When Zareen Jaffery was growing up in the late 1980s, she could find books about other Muslim kids. But they had nothing to do with her life in a leafy Connecticut town. “They were about things like the son of a camel herder. They were completely foreign to me,” she recalls. “And I totally avoided them. When you’re eight years old, you just want to fit in.”
Three decades later, however, Jaffery is in a position to change things for other little girls and boys. Last week, U.S. publishing giant Simon & Schuster named the 37-year-old Pakistani-American as executive editor of a new children’s imprint that will focus on Muslim characters and stories. Salaam Reads, which takes its name from the Arabic word for peace, will launch in 2017 with nine titles, ranging from picture books to young-adult novels.
In the current U.S. climate, the move seems more like a political statement than a literary one. But there’s also money to be made. There are an estimated 1.6 billion followers of Islam worldwide, and 3.3 million of them live in America. And although many publishers offer one or two children’s titles with Muslim themes or heroes, consumers don’t necessarily know how to find them. “They are an underserved market,” says Jon Anderson, president of Simon & Schuster’s Children’s Publishing.
Four titles have already been announced, including Musa, Moises, Mo and Kevin, a picture book about four kindergarten friends who share their diverse holiday traditions, and The Gauntlet of Blood and Sand, a tween novel about a 12-year-old Bangladeshi-American girl who must save her brother from the clutches of a supernatural board game.
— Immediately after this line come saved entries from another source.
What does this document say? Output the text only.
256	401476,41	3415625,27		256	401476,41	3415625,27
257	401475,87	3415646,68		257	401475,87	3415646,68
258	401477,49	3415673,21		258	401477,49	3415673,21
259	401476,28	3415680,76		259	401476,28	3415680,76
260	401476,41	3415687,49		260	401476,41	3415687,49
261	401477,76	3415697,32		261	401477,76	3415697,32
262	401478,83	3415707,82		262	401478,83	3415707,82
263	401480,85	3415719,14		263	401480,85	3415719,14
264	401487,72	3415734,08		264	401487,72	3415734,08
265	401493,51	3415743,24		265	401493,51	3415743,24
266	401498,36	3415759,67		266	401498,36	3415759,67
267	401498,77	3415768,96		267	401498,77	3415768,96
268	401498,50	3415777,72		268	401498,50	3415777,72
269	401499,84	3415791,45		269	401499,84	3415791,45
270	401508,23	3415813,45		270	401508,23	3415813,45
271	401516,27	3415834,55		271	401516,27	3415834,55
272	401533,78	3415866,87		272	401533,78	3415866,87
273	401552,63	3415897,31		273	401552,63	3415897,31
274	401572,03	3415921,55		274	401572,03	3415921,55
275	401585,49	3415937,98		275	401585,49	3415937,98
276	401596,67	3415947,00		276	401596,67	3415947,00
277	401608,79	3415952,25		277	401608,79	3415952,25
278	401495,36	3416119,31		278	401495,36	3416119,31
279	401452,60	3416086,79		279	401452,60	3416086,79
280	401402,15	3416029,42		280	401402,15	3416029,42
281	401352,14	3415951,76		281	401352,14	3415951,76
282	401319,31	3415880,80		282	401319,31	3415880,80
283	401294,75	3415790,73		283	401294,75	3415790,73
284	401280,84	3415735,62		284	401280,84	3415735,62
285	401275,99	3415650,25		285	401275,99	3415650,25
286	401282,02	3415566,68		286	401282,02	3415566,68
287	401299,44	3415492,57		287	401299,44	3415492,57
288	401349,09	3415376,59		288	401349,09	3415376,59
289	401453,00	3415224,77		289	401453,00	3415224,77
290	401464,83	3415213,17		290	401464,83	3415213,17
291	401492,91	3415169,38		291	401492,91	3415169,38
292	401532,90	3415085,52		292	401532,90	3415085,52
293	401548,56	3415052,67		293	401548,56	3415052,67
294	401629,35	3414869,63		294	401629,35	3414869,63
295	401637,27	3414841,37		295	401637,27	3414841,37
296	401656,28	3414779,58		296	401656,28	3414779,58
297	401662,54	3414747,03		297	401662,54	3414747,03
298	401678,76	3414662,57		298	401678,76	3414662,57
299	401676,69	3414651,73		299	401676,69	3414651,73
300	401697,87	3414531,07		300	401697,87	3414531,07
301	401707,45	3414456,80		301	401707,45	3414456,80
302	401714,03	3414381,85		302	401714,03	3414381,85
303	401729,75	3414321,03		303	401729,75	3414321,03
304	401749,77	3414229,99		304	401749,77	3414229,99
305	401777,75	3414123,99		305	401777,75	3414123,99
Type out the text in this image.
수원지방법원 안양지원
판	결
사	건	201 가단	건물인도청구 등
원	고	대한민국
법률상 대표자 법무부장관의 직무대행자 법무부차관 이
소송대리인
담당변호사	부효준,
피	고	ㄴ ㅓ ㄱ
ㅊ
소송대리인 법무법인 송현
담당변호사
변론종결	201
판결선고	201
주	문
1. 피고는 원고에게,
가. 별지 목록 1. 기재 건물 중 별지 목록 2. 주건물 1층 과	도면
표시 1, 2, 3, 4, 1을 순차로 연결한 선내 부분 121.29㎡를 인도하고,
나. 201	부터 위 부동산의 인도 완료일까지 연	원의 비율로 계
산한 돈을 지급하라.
Rukhsana Khan, an award-winning children’s author from Toronto, says she’s thrilled by the news, and that her New York agent has already submitted her next book—a young-adult Cinderella tale set in Afghanistan—to the new imprint for consideration. It took Khan, who was born in Lahore, Pakistan, but grew up in Dundas, Ont., eight years to find a publisher for her first work, 1998’s Bedtime Ba-a-a-lk, a picture book about a little girl locked in struggle with the sheep she’s counting at bedtime. “To write it as a Muslim story changes the whole perspective. It goes outside the mainstream,” she says. “People in publishing are open-minded, but I think they worried about the audience.”
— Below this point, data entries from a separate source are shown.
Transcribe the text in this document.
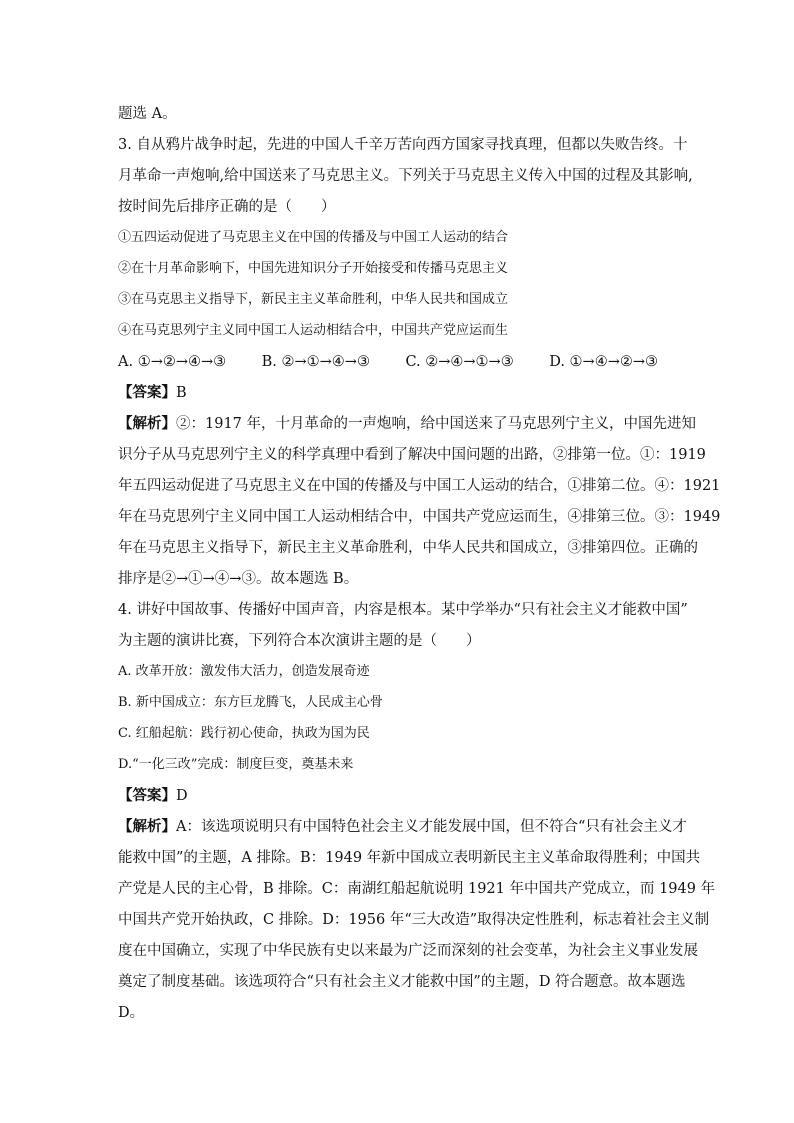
题选 A。
3. 自从鸦片战争时起，先进的中国人千辛万苦向西方国家寻找真理，但都以失败告终。十
月革命一声炮响,给中国送来了马克思主义。下列关于马克思主义传入中国的过程及其影响,
按时间先后排序正确的是（　　）
①五四运动促进了马克思主义在中国的传播及与中国工人运动的结合
②在十月革命影响下，中国先进知识分子开始接受和传播马克思主义
③在马克思主义指导下，新民主主义革命胜利，中华人民共和国成立
④在马克思列宁主义同中国工人运动相结合中，中国共产党应运而生
A. ①→②→④→③ B. ②→①→④→③ C. ②→④→①→③ D. ①→④→②→③
【答案】B
【解析】②：1917 年，十月革命的一声炮响，给中国送来了马克思列宁主义，中国先进知
识分子从马克思列宁主义的科学真理中看到了解决中国问题的出路，②排第一位。①：1919
年五四运动促进了马克思主义在中国的传播及与中国工人运动的结合，①排第二位。④：1921
年在马克思列宁主义同中国工人运动相结合中，中国共产党应运而生，④排第三位。③：1949
年在马克思主义指导下，新民主主义革命胜利，中华人民共和国成立，③排第四位。正确的
排序是②→①→④→③。故本题选 B。
4. 讲好中国故事、传播好中国声音，内容是根本。某中学举办“只有社会主义才能救中国”
为主题的演讲比赛，下列符合本次演讲主题的是（　　）
A. 改革开放：激发伟大活力，创造发展奇迹
B. 新中国成立：东方巨龙腾飞，人民成主心骨
C. 红船起航：践行初心使命，执政为国为民
D.“一化三改”完成：制度巨变，奠基未来
【答案】D
【解析】A：该选项说明只有中国特色社会主义才能发展中国，但不符合“只有社会主义才
能救中国”的主题，A 排除。B：1949 年新中国成立表明新民主主义革命取得胜利；中国共
产党是人民的主心骨，B 排除。C：南湖红船起航说明 1921 年中国共产党成立，而 1949 年
中国共产党开始执政，C 排除。D：1956 年“三大改造”取得决定性胜利，标志着社会主义制
度在中国确立，实现了中华民族有史以来最为广泛而深刻的社会变革，为社会主义事业发展
奠定了制度基础。该选项符合“只有社会主义才能救中国”的主题，D 符合题意。故本题选
D。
Over the years, Khan has found growing acceptance for her work—especially after Big Red Lollipop, which won a 2011 Golden Kite Award and was named one of the top 100 children’s books of the past 100 years by the New York Public Library. But she likens the challenges facing Muslim authors to those facing black actors in Hollywood. And she has few concerns about her books ending up in some sort of publishing ghetto. “I ask myself, ‘What the hell is wrong with tokenism?’ ” she says. “At least you’re at the table.”
Jaffery, who grew up not knowing any Muslim kids other than her siblings, also sees opportunity rather than controversy. “I really want to depoliticize childhood for Muslim-American kids,” she says from her New York City office. “And let them have stories where they can be the helpers and the heroes.”
Wouldn’t that be a fairy-tale ending?